Here too, the market shares of the beneficiary remain below the 25% threshold on all plausible market definitions and these markets are fast growing.
The Commission had to launch a formal investigation into aid for a large investment project by BMW for the manufacturing of electric cars. The formal investigation will allow the Commission to gain an insight into the emerging market of electric cars, a market for which it has not examined regional investment aid before.
Germany plans to grant €46 million towards an investment project of €368 million at the company's plant in Leipzig, in Saxony. The project concerns the manufacture of two models of electric passenger cars: the 'i3' Mega City Vehicle model, a purely battery driven electric car for urban use, and the 'i8' sport model, a hybrid car with a combustion engine in addition to electric propulsion. The car bodies of both models will be made of carbon fibre reinforced plastic.
The Commission acknowledges the importance of the project from the environmental and energy policy point of view, but has to assess its compliance with the said EU provisions for large investment projects. As this is the first notification of regional investment aid to electric cars and on the basis of the available data, the Commission could not immediately decide whether the electric cars planned by BMW can be defined as new products, whether the electric car market creates a separate product market or is part of the all passenger car market without distinction of the propulsion mode, whether the segmentation used in the combustion engine car market could apply to electric cars, whether the relevant geographic market is global or EEA wide etc. It therefore invites interested third parties to submit their observations.
Finally, in another German regional aid case, the Commission also started a probe into a grant of € 83.7 million towards a €700 million investment project of Volkswagen Sachsen GmbH, a subsidiary of the Volkswagen group. The project aims at a fundamental change in the production process of cars in the small and medium sized segments at the plant in Zwickau, in the Chemnitz region (Saxony).
Here too, the applicable Regional Aid Guidelines require the Commission to look further into the project to check the incentive effect and the positive and negative effects of the aid. Volkswagen market share in the relevant product and geographic market (normally the EEA) exceeds 25% even before the investment and the new capacity created exceeds 5% of a market that is undergoing falling or at the best stagnant demand.

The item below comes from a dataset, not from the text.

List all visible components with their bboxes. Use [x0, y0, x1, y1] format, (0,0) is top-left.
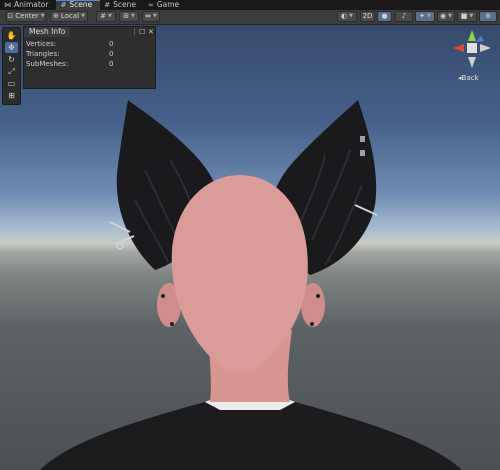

The Commission has doubts whether Germany's suggestions for the definition of the relevant market (either a combined segment ranging between the segments A0 to B in the EEA, or a geographic market that is larger than the EEA) can be accepted. In case the market definitions cannot be established, the Commission will evaluate the aid's incentive effect as well as its positive and negative effects on competition.
The non-confidential version of al five decisions approving or starting a formal probe will be published in the Official Journal of the EU and made available on DG Competition's State Aid Register website under the following numbers SA.30596 for Globalfoundries Group (Fab Booster Investment and Fab 1 Annex), Dresden , SA.32581 for Amendment to Wacker Schott project (N 773/2007) – Investment premium for CRS Reprocessing, SA.30099 for Aid to AU Optronics (Slovakia) s.r.o., SA.32009 for Aid to BMW Leipzig and SA.32169 for Aid to Volkswagen Sachsen GmbH. New publications of state aid decisions on the internet and in the Official Journal are also listed in the State Aid Weekly e-News.